If any client asks for a property, such as PR_Subject, or one of its many aliases, then the Microsoft Exchange Information Store service promotes all of the Internet message's header information to Properties. This is referred to as a state 1 conversion.
If any client asks for attachment information, then the Microsoft Exchange Information Store service creates a near duplicate (in MAPI form) of the Internet message. At first, the message is still in the .stm file. However, much of the data needed for MAPI access is in the .edb file. If a client alters the message in a way that changes the Multipurpose Internet Mail Extensions (MIME), then the .stm file version of the message is discarded and the .edb file of the message is preserved. This is referred to as a state 2 conversion.

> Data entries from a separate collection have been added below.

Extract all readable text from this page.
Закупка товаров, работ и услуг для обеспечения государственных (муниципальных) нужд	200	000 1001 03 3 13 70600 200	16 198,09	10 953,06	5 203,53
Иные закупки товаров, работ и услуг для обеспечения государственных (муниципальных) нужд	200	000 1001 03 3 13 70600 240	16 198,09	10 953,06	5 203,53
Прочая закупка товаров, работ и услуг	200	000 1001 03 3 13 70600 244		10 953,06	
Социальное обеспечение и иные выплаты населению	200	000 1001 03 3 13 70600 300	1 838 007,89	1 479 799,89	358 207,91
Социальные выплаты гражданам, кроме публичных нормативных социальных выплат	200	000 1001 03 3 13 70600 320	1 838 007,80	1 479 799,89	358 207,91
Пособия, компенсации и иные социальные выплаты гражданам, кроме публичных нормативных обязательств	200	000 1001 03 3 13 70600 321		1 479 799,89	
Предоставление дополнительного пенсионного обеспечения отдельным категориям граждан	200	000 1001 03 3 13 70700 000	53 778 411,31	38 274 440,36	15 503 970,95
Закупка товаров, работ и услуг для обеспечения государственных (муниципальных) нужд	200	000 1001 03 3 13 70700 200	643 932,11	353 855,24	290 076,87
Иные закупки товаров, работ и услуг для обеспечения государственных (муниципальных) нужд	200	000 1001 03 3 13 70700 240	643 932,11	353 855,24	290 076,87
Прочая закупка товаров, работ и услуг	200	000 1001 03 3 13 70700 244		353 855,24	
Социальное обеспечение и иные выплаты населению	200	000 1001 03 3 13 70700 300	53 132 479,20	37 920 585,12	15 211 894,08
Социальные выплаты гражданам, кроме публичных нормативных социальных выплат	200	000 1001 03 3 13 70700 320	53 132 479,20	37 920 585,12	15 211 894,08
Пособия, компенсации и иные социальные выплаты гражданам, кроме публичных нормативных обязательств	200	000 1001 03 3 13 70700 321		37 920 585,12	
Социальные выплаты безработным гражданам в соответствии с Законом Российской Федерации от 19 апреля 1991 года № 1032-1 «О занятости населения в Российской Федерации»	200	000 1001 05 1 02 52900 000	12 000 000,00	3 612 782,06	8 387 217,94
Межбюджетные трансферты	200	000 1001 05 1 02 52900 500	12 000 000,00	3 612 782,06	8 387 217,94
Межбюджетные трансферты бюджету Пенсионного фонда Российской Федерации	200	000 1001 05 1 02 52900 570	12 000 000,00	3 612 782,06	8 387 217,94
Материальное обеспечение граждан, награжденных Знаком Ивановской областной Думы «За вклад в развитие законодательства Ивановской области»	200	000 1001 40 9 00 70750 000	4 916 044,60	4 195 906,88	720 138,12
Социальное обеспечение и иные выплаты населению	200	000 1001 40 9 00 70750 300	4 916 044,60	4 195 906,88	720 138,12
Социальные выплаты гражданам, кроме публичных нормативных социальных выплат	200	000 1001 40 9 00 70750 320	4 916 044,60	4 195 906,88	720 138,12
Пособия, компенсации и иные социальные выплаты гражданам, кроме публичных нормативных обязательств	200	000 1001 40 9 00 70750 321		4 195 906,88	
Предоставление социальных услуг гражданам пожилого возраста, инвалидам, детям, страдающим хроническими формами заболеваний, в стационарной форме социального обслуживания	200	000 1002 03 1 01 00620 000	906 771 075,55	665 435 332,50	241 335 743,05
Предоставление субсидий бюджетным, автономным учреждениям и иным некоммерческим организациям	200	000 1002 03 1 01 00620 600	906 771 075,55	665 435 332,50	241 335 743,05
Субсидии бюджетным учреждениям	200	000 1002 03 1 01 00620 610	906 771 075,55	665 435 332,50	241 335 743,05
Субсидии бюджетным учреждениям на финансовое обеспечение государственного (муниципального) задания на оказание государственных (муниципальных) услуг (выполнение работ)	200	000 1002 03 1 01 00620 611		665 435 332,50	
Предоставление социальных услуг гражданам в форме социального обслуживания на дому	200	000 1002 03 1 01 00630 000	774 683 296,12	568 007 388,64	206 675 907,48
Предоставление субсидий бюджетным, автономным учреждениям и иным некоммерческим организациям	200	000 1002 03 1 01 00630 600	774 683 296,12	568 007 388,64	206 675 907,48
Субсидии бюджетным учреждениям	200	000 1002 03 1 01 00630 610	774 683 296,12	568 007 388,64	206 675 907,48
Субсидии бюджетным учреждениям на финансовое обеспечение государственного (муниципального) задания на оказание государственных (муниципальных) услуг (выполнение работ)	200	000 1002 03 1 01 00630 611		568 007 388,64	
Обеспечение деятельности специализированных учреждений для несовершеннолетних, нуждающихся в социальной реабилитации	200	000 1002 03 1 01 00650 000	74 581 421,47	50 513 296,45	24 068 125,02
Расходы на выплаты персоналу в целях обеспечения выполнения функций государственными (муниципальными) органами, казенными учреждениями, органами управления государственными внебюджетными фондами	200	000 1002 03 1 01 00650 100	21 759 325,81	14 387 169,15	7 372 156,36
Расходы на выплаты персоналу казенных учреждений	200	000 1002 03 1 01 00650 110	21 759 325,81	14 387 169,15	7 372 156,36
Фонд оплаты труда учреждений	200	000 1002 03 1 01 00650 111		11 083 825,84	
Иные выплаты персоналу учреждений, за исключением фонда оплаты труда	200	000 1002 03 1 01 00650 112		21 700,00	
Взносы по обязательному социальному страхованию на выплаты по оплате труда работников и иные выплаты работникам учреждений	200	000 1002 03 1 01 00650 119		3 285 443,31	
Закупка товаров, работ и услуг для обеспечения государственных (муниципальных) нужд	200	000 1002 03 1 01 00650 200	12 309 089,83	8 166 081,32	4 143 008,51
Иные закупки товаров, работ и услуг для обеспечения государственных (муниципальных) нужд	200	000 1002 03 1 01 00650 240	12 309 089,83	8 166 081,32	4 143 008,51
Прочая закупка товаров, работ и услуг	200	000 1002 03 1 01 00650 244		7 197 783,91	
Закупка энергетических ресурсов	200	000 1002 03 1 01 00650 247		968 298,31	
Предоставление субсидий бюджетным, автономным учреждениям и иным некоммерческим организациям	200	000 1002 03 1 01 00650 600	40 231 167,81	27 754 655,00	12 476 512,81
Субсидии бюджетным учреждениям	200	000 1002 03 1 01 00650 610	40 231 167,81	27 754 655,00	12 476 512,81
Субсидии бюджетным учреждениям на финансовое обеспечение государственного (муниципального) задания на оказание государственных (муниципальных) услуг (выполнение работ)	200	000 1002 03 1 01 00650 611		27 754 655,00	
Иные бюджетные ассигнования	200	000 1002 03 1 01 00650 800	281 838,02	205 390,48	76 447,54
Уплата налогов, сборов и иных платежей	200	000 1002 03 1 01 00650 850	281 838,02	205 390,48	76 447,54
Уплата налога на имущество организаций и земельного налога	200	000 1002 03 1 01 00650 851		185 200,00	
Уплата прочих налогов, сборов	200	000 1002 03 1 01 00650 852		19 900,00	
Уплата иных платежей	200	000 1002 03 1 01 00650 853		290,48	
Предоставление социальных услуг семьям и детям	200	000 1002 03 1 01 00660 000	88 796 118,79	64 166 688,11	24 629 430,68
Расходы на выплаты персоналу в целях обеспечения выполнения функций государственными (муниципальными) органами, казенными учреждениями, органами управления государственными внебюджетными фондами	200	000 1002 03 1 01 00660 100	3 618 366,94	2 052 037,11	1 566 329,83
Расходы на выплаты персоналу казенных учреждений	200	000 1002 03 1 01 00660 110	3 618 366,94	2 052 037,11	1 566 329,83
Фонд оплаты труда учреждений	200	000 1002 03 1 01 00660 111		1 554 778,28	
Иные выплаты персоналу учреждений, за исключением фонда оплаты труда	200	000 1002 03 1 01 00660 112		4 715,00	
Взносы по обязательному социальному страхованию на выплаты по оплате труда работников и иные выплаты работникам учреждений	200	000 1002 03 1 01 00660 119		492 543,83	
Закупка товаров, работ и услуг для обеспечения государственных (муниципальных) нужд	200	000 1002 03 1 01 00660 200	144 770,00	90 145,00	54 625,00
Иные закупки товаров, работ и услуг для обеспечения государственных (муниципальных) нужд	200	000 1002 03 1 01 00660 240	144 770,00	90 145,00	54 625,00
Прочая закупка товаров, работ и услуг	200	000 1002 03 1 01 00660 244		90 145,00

Regardless of how a message is submitted to the Microsoft Exchange Information Store service, if Exchange Server receives Internet content that includes Application/ms-tnef content, the message initially goes to the .stm file, but it is then immediately decoded and moved to the .edb file. The same applies to messages with a winmail.dat attachment, encoded using UUEncode. Transport neutral encapsulation format (TNEF) and Winmail.dat are encapsulation methods for MAPI messages to preserve MAPI properties on transports that do not support MAPI. Therefore, the general principal that MAPI messages reside in the .edb file and Internet messages reside in the .stm file is correct. The current functionality has the TNEF decoded before any one of the MAPI properties are read.